- Genre: Documentary
- Created by: Leon Logothetis
- Directed by: Nicholas Dimitropoulos
- Presented by: Leon Logothetis
- Original language: English
- No. of seasons: 3
- No. of episodes: 36+

Production
- Running time: 24 minutes
- Production company: Shankly Productions

Original release
- Release: 2006 – 2008

= Amazing Adventures of a Nobody =

Reality-travel TV series (2006-2008)

Amazing Adventures of a Nobody is a travel docuseries that follows Leon Logothetis, the presenter and creator, across three seasons as he travels the United States, United Kingdom, and Europe on $5, £5, and €5 a day, respectively. This must cover his food, accommodation, and travel and he is required to pass checkpoints in certain cities. He cannot not stay in one place for longer than 24 hours and any remaining money from the previous day will not roll over. He also will not stay in any homeless shelters so as not to take up a bed someone else might need. Though he can work for and accept goods, he is not allowed to accept money directly.

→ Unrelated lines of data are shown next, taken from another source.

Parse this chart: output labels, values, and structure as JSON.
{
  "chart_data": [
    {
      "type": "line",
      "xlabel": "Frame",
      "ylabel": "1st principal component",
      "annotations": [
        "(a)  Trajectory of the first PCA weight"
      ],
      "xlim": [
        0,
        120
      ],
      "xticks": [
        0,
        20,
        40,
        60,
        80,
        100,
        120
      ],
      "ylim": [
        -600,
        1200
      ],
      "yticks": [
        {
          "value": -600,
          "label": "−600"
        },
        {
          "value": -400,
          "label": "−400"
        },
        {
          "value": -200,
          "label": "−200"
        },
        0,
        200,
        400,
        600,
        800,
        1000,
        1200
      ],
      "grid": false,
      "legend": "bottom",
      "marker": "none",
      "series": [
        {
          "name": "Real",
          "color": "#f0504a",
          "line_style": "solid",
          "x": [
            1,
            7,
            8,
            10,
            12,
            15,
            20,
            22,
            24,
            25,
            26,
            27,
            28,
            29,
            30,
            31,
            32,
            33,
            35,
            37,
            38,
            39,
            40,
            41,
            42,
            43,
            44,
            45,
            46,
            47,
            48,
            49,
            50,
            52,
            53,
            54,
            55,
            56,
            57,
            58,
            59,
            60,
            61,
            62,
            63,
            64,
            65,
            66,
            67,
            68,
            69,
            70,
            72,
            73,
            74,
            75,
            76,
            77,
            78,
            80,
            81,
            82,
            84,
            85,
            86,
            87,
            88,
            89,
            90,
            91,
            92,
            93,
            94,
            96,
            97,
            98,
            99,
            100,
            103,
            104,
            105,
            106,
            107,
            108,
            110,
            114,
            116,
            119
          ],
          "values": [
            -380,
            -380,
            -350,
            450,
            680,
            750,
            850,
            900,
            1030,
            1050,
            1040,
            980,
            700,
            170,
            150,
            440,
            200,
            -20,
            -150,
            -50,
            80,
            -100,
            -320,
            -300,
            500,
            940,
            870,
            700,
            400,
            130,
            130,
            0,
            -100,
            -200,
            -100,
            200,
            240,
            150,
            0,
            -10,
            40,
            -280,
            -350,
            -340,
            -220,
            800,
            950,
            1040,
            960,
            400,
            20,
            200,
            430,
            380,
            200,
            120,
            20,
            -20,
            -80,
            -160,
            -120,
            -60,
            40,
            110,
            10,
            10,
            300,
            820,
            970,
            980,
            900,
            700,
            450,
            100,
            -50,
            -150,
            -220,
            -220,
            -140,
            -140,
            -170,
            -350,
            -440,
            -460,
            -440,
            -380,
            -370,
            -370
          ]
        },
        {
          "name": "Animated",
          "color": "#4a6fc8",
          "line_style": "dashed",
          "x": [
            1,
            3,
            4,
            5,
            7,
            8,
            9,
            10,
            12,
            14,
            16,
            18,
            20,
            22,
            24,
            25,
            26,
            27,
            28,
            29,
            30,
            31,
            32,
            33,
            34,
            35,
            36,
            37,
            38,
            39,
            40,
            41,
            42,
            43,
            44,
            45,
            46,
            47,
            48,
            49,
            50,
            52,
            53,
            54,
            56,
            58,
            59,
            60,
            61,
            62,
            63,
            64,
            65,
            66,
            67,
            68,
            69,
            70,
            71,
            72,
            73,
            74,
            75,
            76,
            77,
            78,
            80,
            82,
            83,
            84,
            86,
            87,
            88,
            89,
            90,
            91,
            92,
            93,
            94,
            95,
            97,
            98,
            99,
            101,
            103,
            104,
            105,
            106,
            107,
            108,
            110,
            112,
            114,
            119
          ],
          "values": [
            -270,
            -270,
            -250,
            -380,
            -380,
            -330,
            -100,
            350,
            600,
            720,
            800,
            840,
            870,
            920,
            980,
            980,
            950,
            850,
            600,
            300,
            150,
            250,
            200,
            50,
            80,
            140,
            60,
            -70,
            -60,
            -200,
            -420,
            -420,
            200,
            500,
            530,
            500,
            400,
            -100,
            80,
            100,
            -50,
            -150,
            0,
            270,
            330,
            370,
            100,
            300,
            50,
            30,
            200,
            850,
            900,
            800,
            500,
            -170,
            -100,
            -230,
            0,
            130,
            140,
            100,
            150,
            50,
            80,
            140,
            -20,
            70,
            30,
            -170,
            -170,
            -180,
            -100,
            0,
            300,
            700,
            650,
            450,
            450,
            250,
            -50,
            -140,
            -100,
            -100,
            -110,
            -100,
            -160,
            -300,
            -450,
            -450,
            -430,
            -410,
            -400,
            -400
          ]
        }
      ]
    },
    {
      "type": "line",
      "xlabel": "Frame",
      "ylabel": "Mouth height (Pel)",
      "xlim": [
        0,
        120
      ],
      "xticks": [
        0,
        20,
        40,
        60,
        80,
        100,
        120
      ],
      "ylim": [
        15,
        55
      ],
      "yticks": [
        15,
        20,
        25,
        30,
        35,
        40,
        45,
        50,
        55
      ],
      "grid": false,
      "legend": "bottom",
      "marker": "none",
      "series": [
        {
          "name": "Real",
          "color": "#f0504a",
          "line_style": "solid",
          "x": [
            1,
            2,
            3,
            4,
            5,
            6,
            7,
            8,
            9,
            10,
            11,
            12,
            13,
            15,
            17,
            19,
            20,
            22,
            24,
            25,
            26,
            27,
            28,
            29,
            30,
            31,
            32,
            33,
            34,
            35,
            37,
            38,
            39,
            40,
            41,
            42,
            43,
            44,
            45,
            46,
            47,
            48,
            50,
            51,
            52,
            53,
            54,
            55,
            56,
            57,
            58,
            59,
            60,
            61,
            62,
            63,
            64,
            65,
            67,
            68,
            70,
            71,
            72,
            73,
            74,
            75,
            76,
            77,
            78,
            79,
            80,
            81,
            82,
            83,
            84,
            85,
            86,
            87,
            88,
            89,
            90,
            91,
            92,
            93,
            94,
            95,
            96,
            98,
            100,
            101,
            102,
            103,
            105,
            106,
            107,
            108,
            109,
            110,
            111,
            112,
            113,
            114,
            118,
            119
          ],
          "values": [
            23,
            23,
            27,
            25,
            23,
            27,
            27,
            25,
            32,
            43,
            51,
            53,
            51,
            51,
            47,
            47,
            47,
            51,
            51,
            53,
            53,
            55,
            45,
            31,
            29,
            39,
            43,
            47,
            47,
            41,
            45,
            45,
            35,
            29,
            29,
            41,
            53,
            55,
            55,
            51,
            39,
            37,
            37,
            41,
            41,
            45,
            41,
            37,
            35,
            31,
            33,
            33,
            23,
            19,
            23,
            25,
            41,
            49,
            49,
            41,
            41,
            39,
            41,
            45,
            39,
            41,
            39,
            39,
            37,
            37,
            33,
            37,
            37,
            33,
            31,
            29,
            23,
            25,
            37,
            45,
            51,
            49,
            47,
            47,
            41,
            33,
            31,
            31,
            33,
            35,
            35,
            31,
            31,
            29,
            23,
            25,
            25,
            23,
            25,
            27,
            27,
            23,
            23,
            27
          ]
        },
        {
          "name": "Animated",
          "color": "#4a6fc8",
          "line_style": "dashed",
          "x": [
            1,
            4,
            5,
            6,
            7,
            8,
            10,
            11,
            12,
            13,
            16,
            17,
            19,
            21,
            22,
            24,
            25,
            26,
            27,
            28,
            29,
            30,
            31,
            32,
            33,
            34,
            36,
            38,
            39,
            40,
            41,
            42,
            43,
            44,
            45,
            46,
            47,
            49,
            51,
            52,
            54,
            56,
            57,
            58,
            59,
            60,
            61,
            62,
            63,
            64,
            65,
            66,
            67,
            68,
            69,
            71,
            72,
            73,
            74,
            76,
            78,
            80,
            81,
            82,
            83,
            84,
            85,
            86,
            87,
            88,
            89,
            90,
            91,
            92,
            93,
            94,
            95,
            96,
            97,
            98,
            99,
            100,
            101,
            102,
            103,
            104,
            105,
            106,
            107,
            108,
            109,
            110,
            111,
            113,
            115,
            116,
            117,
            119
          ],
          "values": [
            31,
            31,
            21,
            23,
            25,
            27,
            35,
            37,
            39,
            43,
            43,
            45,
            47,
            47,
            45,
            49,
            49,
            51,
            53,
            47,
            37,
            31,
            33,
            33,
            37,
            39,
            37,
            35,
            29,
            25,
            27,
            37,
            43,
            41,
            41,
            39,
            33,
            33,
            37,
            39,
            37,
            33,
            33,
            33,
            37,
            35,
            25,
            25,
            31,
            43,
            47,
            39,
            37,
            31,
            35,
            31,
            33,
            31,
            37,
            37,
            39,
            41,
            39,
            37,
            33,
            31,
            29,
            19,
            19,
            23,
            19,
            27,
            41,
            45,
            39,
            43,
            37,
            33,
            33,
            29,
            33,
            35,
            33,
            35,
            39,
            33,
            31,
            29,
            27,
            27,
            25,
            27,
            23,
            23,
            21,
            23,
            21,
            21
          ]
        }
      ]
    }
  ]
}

In the United States, Logothetis starts at Times Square in New York City and finishes at the Hollywood Sign in Los Angeles. Two additional seasons followed: one in his native UK and one in Europe. In the UK, he starts from his home in West London, goes up to Scotland, then returns to London via Wales and the West Country. In Europe, he travels from the Eiffel Tower in Paris to the Red Square in Moscow.

The American season of the show was broadcast by the Discovery Channel and National Geographic, while the European season was initially aired on Dave and later repeated on Blighty. The show has also appeared on Fox Reality Channel, Sky3, Sky Travel, Life One, and Extreme Sports Channel.

In 2011, Logothetis released a book under the same name; it focused on his personal evolution during his travels.